# 64th birthday ride



## MSU Alum (Aug 8, 2009)

My lovely bride went on her 64th birthday ride yesterday. 
Almost 19 miles, 3200 feet of climbing to an elevation of 9800 feet in the Wasatch. She's been riding for 6 years, now and getting stronger and more technically proficient every year!
https://www.relive.cc/view/1130290187


----------



## Sparticus (Dec 28, 1999)

MSU Alum said:


> My lovely bride went on her 64th birthday ride yesterday.
> Almost 19 miles, 3200 feet of climbing to an elevation of 9800 feet in the Wasatch. She's been riding for 6 years, now and getting stronger and more technically proficient every year!
> https://www.relive.cc/view/1130290187


Wow! That's nuthin' but AWESOME! Happy birthday and way to go, Ruth!
=sParty


----------



## jcd46 (Jul 25, 2012)

Happy Birthday to her. Impressive, and inspirational!


----------



## Lone Rager (Dec 13, 2013)

MSU Alum said:


> My lovely bride went on her 64th birthday ride yesterday.
> Almost 19 miles, 3200 feet of climbing to an elevation of 9800 feet in the Wasatch. ...


Only one bride?


----------



## MSU Alum (Aug 8, 2009)

Lone Rager said:


> Only one bride?


Yep, as far as she knows.


----------



## DIRTJUNKIE (Oct 18, 2000)

Sparticus said:


> Wow! That's nuthin' but AWESOME! Happy birthday and way to go, Ruth!
> =sParty


Ditto!

I hired a band to wish her a Happy Birthday.
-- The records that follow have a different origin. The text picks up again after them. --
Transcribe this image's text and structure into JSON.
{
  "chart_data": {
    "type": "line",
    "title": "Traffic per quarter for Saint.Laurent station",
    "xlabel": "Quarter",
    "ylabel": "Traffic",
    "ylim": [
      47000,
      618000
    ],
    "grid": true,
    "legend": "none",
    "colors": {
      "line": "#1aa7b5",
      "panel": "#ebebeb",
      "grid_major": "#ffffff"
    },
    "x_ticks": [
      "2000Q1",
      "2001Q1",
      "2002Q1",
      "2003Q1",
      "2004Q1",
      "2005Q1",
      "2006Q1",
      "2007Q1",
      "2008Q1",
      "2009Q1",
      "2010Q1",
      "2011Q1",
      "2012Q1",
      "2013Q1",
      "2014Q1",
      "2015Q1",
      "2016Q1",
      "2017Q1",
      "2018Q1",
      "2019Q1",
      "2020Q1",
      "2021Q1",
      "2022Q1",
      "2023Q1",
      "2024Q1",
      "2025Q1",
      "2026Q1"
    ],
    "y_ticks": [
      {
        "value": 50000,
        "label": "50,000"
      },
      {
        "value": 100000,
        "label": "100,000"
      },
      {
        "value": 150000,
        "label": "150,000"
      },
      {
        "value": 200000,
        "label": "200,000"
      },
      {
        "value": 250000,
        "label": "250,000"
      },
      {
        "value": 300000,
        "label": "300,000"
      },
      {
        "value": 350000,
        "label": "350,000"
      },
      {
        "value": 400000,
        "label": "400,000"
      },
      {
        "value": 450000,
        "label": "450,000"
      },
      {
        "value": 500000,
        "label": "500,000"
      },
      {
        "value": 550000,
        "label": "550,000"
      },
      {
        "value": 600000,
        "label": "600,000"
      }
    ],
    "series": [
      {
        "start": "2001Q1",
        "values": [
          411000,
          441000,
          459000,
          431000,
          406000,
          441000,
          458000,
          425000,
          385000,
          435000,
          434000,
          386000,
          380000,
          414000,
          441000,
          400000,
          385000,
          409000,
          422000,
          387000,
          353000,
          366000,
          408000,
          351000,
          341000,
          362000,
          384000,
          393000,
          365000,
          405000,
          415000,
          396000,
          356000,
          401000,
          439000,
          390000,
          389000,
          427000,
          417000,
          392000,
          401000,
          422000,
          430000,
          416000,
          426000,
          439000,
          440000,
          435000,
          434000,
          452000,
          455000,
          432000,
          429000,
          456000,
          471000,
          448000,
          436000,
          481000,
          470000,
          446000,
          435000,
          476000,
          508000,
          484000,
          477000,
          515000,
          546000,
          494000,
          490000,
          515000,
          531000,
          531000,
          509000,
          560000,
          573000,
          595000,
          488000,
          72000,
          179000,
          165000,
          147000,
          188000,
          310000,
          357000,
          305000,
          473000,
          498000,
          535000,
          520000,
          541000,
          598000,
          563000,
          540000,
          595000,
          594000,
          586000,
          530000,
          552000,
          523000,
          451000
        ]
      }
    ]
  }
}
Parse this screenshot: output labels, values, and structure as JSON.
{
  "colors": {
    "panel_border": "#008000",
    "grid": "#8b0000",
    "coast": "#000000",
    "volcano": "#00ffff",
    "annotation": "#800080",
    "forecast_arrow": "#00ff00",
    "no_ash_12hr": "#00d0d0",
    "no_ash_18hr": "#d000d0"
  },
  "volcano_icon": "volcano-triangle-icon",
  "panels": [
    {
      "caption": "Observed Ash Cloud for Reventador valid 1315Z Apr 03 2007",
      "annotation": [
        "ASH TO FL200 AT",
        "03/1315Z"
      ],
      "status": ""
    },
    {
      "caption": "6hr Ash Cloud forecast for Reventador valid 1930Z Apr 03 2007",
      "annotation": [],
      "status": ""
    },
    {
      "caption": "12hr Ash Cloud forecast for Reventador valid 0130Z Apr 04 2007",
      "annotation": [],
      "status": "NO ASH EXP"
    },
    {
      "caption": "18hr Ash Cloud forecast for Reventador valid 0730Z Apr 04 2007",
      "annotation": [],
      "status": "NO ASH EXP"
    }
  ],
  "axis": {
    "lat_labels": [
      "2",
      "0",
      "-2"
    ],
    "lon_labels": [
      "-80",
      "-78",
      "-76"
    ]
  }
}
:band::rant::rockon::rockon::rockon::drumroll::smallviolin::smallviolin::rant:


----------



## Ericmopar (Aug 23, 2003)

MSU Alum said:


> My lovely bride went on her 64th birthday ride yesterday.
> Almost 19 miles, 3200 feet of climbing to an elevation of 9800 feet in the Wasatch. She's been riding for 6 years, now and getting stronger and more technically proficient every year!
> https://www.relive.cc/view/1130290187


May you also have a great ride to a great spot, when U.P. gets 4014 restored and running on it's native tracks.


----------



## MSU Alum (Aug 8, 2009)

Ericmopar said:


> May you also have a great ride to a great spot, when U.P. gets 4014 restored and running on it's native tracks.


Thanks. Is there going to be an additional trail put up?


----------



## cyclelicious (Oct 7, 2008)

Happy Birthday Ruth and many more (birthdays and rides  )

That's a cool graphic of the ride


----------



## bitflogger (Jan 12, 2004)

Nice. Thanks for sharing.


----------



## Lone Rager (Dec 13, 2013)

MSU Alum said:


> Yep, as far as she knows.


It is Utah.


----------



## MSU Alum (Aug 8, 2009)

Lone Rager said:


> It is Utah.


Of course, I knew exactly what you meant....We're limited in number of sister wives by the cost of really nice bikes for all of them!


----------



## stenou (May 1, 2012)

Impressive.


----------